-- Мы! мы! Кто мы? Ты пьяница, скот! -- И дядя так сильно ударил высокого Терентия в лицо кулаком, что то едва устоял на ногах. Дядя хотел повторить, но тетка сказала: "Ну, что это. И дядя, крикнув только "вон!", вернулся к столу.

Он, улыбаясь, сел около жены, которая печально пригорюнилась у прибора, поцаловал ее руку и, смеясь, пожаловался ей, что при ударе ушиб себе палец своим же алмазным перстнем.

После ужина бедный Терентий повел меня наверх со свечой по широкой и темной лестнице. Я увидел пустую горницу, с белыми стенами, простые ширмы и одинокую кровать свою, без коврика у ног, как бывало дома. Мне стало очень грустно. Я протянул Терентию ногу, чтобы он снял сапог, и спросил его: "Ну, что, Терентий?"
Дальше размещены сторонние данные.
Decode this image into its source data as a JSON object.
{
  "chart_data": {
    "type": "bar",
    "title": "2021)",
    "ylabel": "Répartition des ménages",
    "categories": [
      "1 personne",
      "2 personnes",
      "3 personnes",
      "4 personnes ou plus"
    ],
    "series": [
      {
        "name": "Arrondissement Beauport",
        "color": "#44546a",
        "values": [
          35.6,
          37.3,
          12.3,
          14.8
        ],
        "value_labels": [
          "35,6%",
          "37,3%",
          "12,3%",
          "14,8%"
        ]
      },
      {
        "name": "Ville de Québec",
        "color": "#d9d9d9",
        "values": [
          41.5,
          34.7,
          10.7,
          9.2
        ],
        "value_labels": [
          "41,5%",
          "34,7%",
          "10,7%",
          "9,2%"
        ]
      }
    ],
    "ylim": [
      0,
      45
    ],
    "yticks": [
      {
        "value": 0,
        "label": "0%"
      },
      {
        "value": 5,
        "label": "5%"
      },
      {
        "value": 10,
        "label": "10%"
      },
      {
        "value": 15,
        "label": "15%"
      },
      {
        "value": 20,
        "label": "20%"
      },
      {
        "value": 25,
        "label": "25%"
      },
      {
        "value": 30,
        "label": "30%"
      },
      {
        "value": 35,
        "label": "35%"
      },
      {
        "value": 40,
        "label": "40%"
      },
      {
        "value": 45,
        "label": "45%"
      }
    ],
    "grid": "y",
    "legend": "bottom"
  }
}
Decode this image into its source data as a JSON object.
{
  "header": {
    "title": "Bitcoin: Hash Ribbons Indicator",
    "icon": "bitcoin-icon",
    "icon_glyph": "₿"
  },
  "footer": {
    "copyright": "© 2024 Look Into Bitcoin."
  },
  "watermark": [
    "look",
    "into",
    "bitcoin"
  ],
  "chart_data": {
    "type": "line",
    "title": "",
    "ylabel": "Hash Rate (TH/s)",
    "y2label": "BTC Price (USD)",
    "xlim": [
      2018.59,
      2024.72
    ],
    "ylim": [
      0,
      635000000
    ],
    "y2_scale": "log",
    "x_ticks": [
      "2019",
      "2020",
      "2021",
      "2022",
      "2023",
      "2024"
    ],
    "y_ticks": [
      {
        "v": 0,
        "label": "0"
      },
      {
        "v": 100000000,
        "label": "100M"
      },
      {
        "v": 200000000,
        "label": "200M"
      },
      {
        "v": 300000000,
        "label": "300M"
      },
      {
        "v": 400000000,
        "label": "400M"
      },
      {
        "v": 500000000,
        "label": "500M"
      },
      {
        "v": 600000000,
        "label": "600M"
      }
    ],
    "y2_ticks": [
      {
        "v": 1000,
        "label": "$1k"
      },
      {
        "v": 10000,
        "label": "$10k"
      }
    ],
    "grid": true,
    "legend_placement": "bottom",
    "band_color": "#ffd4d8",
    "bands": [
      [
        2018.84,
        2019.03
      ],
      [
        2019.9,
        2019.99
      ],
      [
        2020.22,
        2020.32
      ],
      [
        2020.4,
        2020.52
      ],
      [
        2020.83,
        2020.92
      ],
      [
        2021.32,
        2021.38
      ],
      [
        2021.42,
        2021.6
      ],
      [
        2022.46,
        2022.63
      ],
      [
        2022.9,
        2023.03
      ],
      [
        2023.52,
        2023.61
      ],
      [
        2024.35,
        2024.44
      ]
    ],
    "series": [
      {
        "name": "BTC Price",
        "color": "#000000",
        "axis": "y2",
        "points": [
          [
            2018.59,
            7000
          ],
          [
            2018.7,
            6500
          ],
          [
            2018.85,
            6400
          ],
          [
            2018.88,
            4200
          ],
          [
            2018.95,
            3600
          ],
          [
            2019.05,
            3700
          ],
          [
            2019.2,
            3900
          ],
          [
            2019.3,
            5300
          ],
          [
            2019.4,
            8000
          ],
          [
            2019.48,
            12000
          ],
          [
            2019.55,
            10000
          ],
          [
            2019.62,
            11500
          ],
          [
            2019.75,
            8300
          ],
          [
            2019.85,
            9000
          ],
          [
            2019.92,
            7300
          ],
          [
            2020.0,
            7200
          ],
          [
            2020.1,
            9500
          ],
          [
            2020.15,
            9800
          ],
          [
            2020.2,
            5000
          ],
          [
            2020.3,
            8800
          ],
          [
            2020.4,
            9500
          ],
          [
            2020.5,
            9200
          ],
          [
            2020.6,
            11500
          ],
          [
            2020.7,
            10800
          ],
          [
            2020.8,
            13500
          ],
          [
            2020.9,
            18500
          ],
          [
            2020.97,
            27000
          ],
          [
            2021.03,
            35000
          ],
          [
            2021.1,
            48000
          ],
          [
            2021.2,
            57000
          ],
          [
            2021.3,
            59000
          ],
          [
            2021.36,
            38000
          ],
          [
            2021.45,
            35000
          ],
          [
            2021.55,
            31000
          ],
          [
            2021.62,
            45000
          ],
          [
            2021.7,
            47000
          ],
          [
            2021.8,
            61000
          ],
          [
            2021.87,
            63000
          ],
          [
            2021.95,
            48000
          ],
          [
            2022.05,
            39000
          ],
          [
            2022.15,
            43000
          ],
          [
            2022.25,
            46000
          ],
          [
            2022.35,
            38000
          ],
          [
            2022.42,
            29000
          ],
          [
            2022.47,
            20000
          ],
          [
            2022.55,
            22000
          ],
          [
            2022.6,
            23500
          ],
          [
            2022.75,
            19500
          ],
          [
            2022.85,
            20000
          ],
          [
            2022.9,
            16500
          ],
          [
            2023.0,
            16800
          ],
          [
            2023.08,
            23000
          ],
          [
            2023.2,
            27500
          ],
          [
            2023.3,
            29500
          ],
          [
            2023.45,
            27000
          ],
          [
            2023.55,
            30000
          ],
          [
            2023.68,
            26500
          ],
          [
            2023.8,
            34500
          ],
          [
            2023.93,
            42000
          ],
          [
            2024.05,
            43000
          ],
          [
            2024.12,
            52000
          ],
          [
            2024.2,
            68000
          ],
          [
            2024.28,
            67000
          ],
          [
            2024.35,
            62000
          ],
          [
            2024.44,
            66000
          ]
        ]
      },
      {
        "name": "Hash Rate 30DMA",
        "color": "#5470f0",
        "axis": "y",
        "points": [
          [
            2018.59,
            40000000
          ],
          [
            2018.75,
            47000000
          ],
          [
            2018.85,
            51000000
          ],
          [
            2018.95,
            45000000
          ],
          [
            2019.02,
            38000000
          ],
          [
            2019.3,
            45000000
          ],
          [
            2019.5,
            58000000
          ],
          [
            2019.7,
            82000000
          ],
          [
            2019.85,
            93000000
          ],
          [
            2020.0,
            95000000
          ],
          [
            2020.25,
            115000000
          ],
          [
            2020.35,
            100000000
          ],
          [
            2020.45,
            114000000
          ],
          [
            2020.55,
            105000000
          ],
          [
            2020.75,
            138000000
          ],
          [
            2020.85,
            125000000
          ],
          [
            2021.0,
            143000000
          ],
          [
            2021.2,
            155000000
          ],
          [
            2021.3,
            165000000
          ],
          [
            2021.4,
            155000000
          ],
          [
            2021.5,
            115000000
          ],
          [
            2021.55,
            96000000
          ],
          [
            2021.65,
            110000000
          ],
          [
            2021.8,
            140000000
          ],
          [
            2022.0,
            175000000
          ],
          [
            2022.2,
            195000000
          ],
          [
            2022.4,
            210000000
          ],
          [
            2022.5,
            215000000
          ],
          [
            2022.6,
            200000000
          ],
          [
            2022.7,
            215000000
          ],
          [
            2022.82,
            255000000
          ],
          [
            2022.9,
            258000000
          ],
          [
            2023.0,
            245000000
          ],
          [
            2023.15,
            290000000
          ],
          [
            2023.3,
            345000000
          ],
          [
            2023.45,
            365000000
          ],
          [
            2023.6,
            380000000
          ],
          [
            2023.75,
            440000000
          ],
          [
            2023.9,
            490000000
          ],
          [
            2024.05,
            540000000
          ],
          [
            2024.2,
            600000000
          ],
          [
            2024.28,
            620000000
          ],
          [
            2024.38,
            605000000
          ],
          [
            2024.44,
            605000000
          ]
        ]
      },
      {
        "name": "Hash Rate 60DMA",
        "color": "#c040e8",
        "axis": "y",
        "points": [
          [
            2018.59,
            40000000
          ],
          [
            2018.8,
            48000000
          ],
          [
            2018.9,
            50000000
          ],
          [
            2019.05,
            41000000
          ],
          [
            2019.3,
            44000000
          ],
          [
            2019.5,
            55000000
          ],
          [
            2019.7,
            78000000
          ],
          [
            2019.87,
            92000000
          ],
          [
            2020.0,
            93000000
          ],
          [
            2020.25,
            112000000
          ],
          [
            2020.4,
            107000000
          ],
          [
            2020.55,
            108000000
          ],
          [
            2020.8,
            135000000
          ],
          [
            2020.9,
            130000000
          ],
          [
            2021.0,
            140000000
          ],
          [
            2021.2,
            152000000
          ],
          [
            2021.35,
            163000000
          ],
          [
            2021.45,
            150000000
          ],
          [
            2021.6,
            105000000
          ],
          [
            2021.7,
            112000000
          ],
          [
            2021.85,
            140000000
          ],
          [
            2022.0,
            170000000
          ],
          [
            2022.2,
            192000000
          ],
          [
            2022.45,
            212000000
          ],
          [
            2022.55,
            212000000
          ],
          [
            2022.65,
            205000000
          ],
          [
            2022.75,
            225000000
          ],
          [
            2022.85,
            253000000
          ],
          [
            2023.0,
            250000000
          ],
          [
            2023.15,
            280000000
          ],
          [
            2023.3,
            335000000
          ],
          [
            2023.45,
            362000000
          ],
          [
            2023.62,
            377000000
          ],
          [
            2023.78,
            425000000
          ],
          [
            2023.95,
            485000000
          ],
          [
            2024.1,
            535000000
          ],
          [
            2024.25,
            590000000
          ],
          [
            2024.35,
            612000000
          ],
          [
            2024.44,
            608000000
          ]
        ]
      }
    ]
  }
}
Он молча кивнул головою и указал на окровавленную верхнюю губу, рассеченную алмазным перстнем.

Я содрогнулся, лег и взглянул с постели в близкое окно; длинная чорная туча над бледной закраиной далекой зари не уходила.

Вскоре и Терентий лег около меня на войлоке и загасил свечу; но долго слышал я, вздрагивая в первом забвении полусна, его вздохи и шопот молитв... Тогда настали дни один однообразнее другого. Многое, между тем, поправилось в моем внешнем быту.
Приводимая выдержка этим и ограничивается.